[Haskell-beginners] Idiomatic way to avoid type class instance definitions for Int and Integer separately
Daniel Fischer
daniel.is.fischer at googlemail.com
Tue Mar 15 20:58:03 CET 2011
On Tuesday 15 March 2011 20:28:38, aditya siram wrote:
> Untested, but you might try:
>
> instance (Num t) => YesNo t where ....
Careful with that. That doesn't work as one expects at first, if you have
that and try to also have an
instance YesNo Bool where
yesno = id
you'll get a compiler error.
For instance selection, only the part after the "=>" in
instance (Num t) => YesNo t where ...
is taken into account, so that basically says
"every type [because every type is unifiable with 't'] is an instance of
YesNo - but if you try to use yesno on a type which is not an instance of
Num, you'll get a compile error".
You can allow both instance declarations by turning on
OverlappingInstances, but that's not something to do light-heartedly
because that opens the way for a number of other problems.

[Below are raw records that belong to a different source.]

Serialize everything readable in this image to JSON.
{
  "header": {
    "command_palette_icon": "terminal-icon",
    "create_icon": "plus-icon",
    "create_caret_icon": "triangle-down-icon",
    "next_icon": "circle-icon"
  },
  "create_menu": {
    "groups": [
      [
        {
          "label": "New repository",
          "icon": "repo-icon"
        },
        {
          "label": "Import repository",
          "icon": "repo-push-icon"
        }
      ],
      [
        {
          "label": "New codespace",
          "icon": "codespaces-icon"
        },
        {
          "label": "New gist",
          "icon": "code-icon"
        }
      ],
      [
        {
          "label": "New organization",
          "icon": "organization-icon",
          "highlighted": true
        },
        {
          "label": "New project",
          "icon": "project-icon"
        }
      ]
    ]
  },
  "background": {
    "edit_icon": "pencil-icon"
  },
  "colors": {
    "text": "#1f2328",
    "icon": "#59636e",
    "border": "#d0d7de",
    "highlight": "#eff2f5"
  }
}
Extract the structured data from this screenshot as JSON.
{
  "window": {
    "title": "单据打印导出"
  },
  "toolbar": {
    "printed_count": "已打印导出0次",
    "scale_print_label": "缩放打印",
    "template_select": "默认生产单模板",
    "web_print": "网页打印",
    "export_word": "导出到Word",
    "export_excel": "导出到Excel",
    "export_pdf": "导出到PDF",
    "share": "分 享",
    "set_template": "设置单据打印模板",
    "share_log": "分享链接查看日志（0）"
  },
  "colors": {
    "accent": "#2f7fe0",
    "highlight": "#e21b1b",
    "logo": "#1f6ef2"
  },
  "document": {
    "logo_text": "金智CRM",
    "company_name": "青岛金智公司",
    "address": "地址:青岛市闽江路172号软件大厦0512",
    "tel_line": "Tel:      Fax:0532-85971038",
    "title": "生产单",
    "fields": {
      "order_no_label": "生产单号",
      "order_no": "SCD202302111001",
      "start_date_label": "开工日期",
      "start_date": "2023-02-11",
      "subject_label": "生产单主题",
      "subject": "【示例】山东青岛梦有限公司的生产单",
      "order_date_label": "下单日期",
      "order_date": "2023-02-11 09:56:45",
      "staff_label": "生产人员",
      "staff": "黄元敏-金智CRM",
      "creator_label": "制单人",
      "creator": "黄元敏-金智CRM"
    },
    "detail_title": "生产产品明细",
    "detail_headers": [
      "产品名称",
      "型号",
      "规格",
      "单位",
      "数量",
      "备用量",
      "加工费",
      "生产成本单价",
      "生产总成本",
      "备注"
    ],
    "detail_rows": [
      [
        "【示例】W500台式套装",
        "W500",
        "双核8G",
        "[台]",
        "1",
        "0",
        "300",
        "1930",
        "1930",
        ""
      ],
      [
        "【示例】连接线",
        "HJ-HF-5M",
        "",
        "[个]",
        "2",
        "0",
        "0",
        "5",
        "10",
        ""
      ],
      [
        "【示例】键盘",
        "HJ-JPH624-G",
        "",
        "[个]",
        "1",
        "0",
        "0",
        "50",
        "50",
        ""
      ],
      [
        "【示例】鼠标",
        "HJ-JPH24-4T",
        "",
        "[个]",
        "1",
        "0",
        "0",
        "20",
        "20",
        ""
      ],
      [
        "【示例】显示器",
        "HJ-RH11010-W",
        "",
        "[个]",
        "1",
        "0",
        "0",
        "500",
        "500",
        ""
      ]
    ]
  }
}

Regarding the original question, that sort of boilerplate is often
unnecessary because in real programmes, the type of yesno's argument can
usually be determined from the context, which isn't available at the ghci
prompt. At the prompt, you could specify the type of the argument directly,
ghci> yesno (10 :: Int)
True
which may be less inconvenient than adding instances to satisfy ghci's
defaulting algorithm.
Otherwise,
- if you know you don't need any other instances, deech's suggestion is
great
- if you know that using OverlappingInstances is safe, deech's suggestion
is great
- if you need other instances and can't/don't want to use
OverlappingInstances, you can reduce the burden of the boilerplate by using
preprocessor macros or Template Haskell (the latter is GHC only, so if you
want portability, it's macros or code generation).